At 3 months, researchers assessed outcome using the Coma Recovery Scale-Revised. At this point, four of the patients in a coma had recovered consciousness, while the others remained in a minimally conscious state or in a vegetative state.

Recovery Prediction

"It's really challenging to predict that now using standard of care because all we have is motor response. Every day, you ask the patient, 'Are you able to open your eyes?' and 'Are you able to move?' That's clearly not enough."

He's got some thoughts about how to retain connectivity in the brain region responsible for consciousness. "My idea is to use what has been done over the last few years in other fields like stroke," where neurologists are various interventions to "mobilize brain plasticity."

One intervention could be stimulating this brain region, possibly through transcranial magnetic stimulation, said Dr Silva.

He would like to collaborate with others to try to replicate the findings of the current study in a larger cohort. Another of his projects is to learn what's happening structurally when comatose patients lose connections between brain regions involved in consciousness.

Medscape Medical News invited James L. Bernat, MD, professor, neuroscience, and professor, neurology and medicine, Dartmouth-Hitchcock Medical Center, Lebanon, New Hampshire, and a member of the American Academy of Neurology, to comment on this study.

He described it as "one piece of a very large picture puzzle in terms so how the brain maps conscious awareness."
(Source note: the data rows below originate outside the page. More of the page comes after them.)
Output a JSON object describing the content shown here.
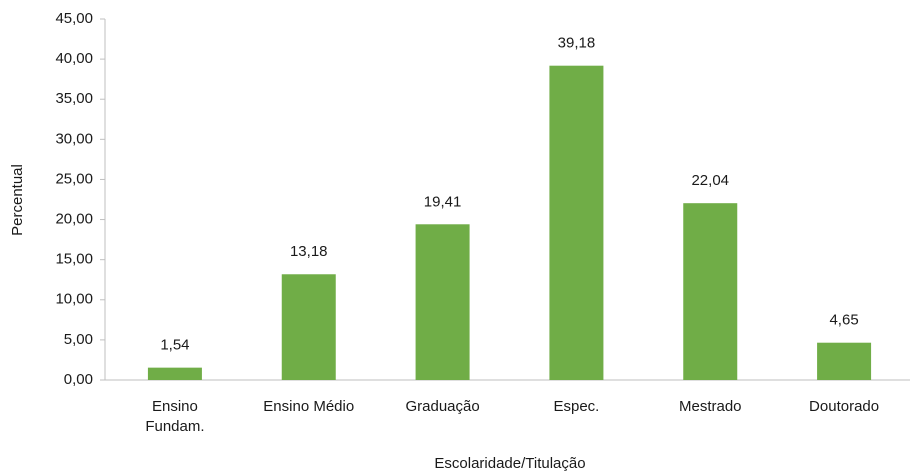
{
  "chart_data": {
    "type": "bar",
    "x_label": "Escolaridade/Titulação",
    "y_label": "Percentual",
    "categories": [
      "Ensino Fundam.",
      "Ensino Médio",
      "Graduação",
      "Espec.",
      "Mestrado",
      "Doutorado"
    ],
    "values": [
      1.54,
      13.18,
      19.41,
      39.18,
      22.04,
      4.65
    ],
    "value_labels": [
      "1,54",
      "13,18",
      "19,41",
      "39,18",
      "22,04",
      "4,65"
    ],
    "color": "#70ad47",
    "ylim": [
      0,
      45
    ],
    "yticks": [
      {
        "value": 0,
        "label": "0,00"
      },
      {
        "value": 5,
        "label": "5,00"
      },
      {
        "value": 10,
        "label": "10,00"
      },
      {
        "value": 15,
        "label": "15,00"
      },
      {
        "value": 20,
        "label": "20,00"
      },
      {
        "value": 25,
        "label": "25,00"
      },
      {
        "value": 30,
        "label": "30,00"
      },
      {
        "value": 35,
        "label": "35,00"
      },
      {
        "value": 40,
        "label": "40,00"
      },
      {
        "value": 45,
        "label": "45,00"
      }
    ],
    "grid": false
  }
}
Although the study is "interesting" and may prove important, "it doesn't answer everything" and is "not front page news," said Dr Bernat.

He agreed that some type of electric stimulation to "jump start" some of these brain areas is a "plausible hypothesis." He cited the case reported about 8 years ago of deep brain stimulation in a patient who was in a stable minimally conscious state.

"They put deep brain stimulation electrodes in the intralaminar nuclei of the thalamus — these are medial thalamic nuclei that have to do with consciousness — and when these stimuli were put through the electrodes, the patient began to talk more and was much more interactive and alert."

Dr Bernat found it interesting that traumatic brain–injured and cardiac arrest patients in the study were so similar in terms of brain connectivity. "These are two separate pathologies and they have different prognoses, so the fact that both groups had this finding to me is significant."

The study was supported by the French Association of Craniofacial Trauma, Institute for Brain Sciences of Toulouse, and INSERM. The authors have disclosed no relevant financial relationships.